Job Executor Stops Working - Catastrophic Failure

We are running Camunda 7.6.2-ee on WildFly 10.1. Recently, our Camunda instances have “locked up” and will not execute any further jobs.

We have cancelled all running processes, but it will not add a new job until we restart WildFly. Other observations:

  • WildFly itself seems to be functioning properly
  • You cannot cancel processes through the cockpit GUI
  • The REST interface appears to be working as you can get lists and DELETE processes through it
  • You can start a process but the moment it hits and asynchronous boundary, it stops executing
  • System and database resources are more than adequate
  • A thread dump shows threads related to the Apache http-client in a WAITING state and the org.apache.http.pool.PoolEntryFuture.get(PoolEntryFuture.java:102) is consistently present
  • After cancelling all processes through the REST API, the expected database tables are empty. If we truncate the ACT_RU_JOBDEF table, we still see no further job executions

In effect, Camunda is all but dead and we cannot figure out what is causing this. We do not know at this point in time what has changed (e.g. processes (new or updated)). What I’m looking for is help on how this could possibly occur. If all the processes are cancelled, how can Camunda not start new ones?

Thanks.

Michael

Hi Michael

This [1] thread may be of interest.
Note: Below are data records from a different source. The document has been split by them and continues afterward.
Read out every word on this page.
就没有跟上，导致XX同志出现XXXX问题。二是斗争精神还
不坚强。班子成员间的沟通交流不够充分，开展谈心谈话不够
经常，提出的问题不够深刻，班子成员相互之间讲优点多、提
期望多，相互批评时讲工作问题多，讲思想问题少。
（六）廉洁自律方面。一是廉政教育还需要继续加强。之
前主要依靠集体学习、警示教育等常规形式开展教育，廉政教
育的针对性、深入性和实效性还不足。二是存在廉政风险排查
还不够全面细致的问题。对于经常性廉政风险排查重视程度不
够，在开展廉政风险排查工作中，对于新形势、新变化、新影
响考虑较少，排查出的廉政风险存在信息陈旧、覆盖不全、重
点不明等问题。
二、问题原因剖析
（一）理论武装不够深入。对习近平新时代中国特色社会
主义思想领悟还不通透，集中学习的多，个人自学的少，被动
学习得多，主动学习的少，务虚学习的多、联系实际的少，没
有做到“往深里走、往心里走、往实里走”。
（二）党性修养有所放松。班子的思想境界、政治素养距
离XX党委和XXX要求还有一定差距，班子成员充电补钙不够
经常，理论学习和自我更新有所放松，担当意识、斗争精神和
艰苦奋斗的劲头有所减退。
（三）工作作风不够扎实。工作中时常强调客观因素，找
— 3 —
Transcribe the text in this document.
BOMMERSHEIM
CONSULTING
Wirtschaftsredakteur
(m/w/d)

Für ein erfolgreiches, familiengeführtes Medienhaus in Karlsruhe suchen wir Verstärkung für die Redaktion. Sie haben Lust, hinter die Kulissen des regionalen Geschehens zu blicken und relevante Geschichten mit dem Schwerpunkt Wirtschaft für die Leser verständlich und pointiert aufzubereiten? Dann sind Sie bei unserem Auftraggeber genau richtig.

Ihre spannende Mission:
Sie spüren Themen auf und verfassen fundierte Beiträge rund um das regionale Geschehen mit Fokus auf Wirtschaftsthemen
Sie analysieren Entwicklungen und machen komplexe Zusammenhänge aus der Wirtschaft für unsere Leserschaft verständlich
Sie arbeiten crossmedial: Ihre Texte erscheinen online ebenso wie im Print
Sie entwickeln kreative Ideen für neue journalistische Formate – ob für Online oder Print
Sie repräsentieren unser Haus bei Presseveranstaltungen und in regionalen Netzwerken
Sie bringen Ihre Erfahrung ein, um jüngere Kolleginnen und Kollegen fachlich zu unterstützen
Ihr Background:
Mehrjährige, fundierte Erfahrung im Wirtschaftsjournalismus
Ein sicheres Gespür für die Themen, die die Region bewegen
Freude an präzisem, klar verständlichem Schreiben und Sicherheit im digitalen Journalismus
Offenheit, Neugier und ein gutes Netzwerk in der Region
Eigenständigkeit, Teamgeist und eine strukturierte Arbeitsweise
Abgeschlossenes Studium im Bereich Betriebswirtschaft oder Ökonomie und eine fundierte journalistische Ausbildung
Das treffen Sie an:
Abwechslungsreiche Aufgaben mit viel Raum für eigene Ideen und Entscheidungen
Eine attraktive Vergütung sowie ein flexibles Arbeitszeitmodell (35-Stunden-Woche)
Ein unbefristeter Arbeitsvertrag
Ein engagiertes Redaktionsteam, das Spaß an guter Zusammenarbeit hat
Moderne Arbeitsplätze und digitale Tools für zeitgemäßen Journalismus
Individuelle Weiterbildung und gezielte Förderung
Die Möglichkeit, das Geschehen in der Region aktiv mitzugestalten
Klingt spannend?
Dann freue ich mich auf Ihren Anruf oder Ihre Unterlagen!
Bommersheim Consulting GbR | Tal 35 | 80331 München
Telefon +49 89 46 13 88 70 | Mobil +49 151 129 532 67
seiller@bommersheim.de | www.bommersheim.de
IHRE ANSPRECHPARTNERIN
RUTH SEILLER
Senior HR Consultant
In summary, it seems that if the connectors get blocked, the engine behavior becomes interesting.

Hence in terms of something changing, if you are calling remote services, verify connectivity and behaviour from your engine node to these remote services…

regards

Rob

[1] Job Executor hangs or stops acquiring jobs? (solved: HTTP-Connector stuck in endless job due to long http request/no response)